Cette grosse tasse est devenue un accessoire que certains collectionnent en différents coloris, remettant en cause sa soi-disant fonction première : préserver l’environnement.
Il s’agit d’une énorme tasse de 1,2 litre en plastique dotée d’une paille intégrée et d’une anse imposante, se déclinant en une multitude de couleurs. La chose baptisée « Stanley’s Quencher » coûte entre trente et cinquante euros, et elle est devenue un phénomène viral sur TikTok. Elle aurait été l’un des objets les plus plébiscitées des « hauls » TikTok post-Noël (ces vidéos où l’on déballe des colis) chez la Génération Z, note Casey Lewis, spécialiste des tendances de consommation chez les plus jeunes. Une collection capsule avec Starbucks a créé des scènes de chaos dignes du Black Friday chez la chaîne de supermarché Target. Des influenceurs et influenceuses collectionnent les cups pour les assortir à leurs tenus et vernis à ongles. Aux États-Unis, l’objet susciterait tellement de convoitise qu’il serait une sorte de marqueur social, à l’origine de moqueries à l’école, note Business Insider.
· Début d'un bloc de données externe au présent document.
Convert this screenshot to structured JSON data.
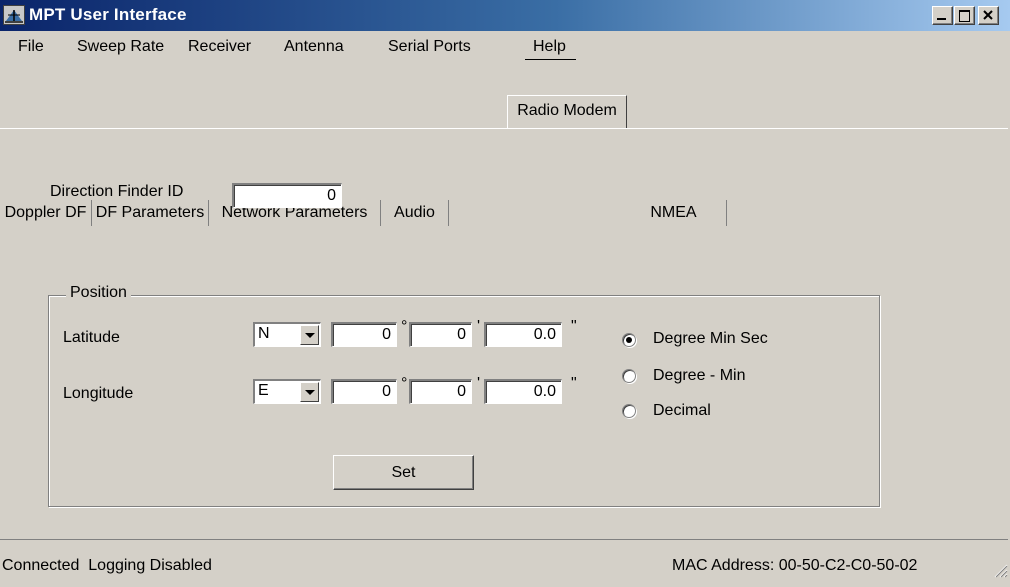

Dites merci au monsieur de Crocs
Cette hystérie collective permet à Stanley, l’enseigne centenaire à l’origine de ce gros gobelet, d’engendrer un chiffre d’affaires record. L’entreprise de Seattle est parvenue à hisser ses revenus annuels à 750 millions de dollars, contre 70 millions de dollars avant 2020, rapporte CNBC. Stanley a réussi à rendre son produit banal désirable en jouant sur la rareté, via des collections capsules limitées. La Stanley cup existe depuis 2016, mais ce n’est qu’à partir de 2019 que son destin change. Cette année-là, l’entreprise nomme Terence Reilly en tant que nouveau président. Le dirigeant est passé par Crocs, donc rendre désirable des produits a priori peu esthétiques, il sait faire. Pour booster la popularité de la tasse, il noue un partenariat avec The Buy Guide, un blog tenu par Ashlee LeSueur, une femme particulièrement fan des Stanley Cups. C’est lui qui initie aussi des partenariats avec des marques, et le lancement de collection capsule, fort de sa culture des ventes « drop » et de l’« influence », obtenue chez Crocs.
Évidemment, la Stanley Cup, comme tout produit viral, est déjà victime d’un backlash. Dans un article pour The Guardian, la journaliste Alaina Demoupolos, s’appuyant sur les propos de JB MacKinnon, un journaliste spécialiste de la surconsommation (auteur de The Day The World Stops Shopping), compare la Stanley Cup au Tote Bag (ce sac en toile qui encombre désormais nos appartements). Les deux objets suivent la même courbe, dit-elle. D’abord ils sont vendus comme des moyens d’éviter le jetable, et donc d’adopter une consommation plus durable, la demande s’enflamme, la production suit, et les gens finissent par surconsommer ce produit, annulant quelque peu son effet potentiellement bénéfique pour la planète.
« Il y a 15 ans, tout le monde était censé acheter une bouteille d'eau réutilisable et l'emporter dans la tombe, explique MacKinnon. Mais aujourd'hui, le style de ces bouteilles change constamment et les gens entrent dans un cycle de remplacement constant.» L’une des acheteuses de la collection Stanley x Starbucks confie au Guardian ne pas vouloir sortir sa cup de son emballage. « C’est un produit qui a tellement de valeur. » Allez hop au placard, avec vos vieux tote bags.